At the Joint Committee on Corrections and Juvenile Justice Oversight meeting Oct. 26, Peters presented concerns about staffing shortages that he said have a clear link to safety concerns.
About a week later, an inmate in a medium-security area attacked a female corrections officer.
Corrections officers’ union, KOSE, said the inmate repeatedly beat the officer. The union president said workers reported that the inmate attached a padlock to a belt as his weapon.
The guard has a broken rib, several broken bones in her face, and there’s concern about a traumatic brain injury.
“People could get killed, could get beat, they could rape them with only one person in that pod,” Peters said.
The assault happened during the Wednesday evening shift change, and the union claims one officer was left watching more than 120 inmates.
Peters said it’s a direct result of lack of staff.
“On the 17 of October, they were 27 short,” Peters said.
Nearly every week since July, Peters said he sent messages to the Kansas Governor’s Office and repeatedly contacted state representatives.

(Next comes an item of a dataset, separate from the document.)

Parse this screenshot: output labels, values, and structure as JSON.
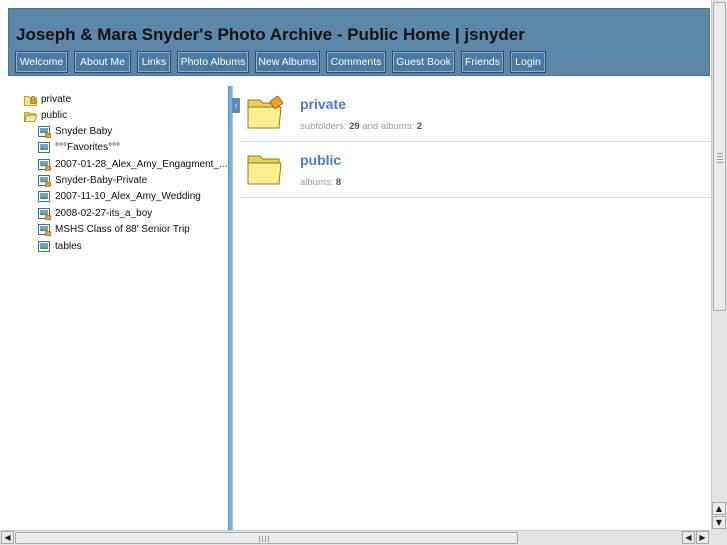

The Kansas Department of Corrections Secretary didn’t want to talk to FOX4 for this story, but at a recent meeting, admitted staffing is a challenge.
“Our staffing issues are unlike any I’ve seen in my corrections career,” Secretary Jeff Zmuda said.
Zmuda said at the meeting, adult corrections facilities in Kansas are down 520 people.
To adjust, they’ve reduced footprint, put some areas on lock-down and moved officers to 12-hour shift.
“Many of them are working substantially more,” Zmuda said.
Peters said 12-hour shifts is not a solution. He said without change, more officers will wind up in the hospital.
“They’re reactive to the issues, instead of proactive they’ve been told this things going to happen and they don’t do anything about it ‘til it’s too late,” Peters said.
At last check, the officer who was attacked was in the ICU in stable condition, but heavily sedated. Next Wednesday, former and current corrections officers plan to meet outside the Lansing facility to push for a safer work place.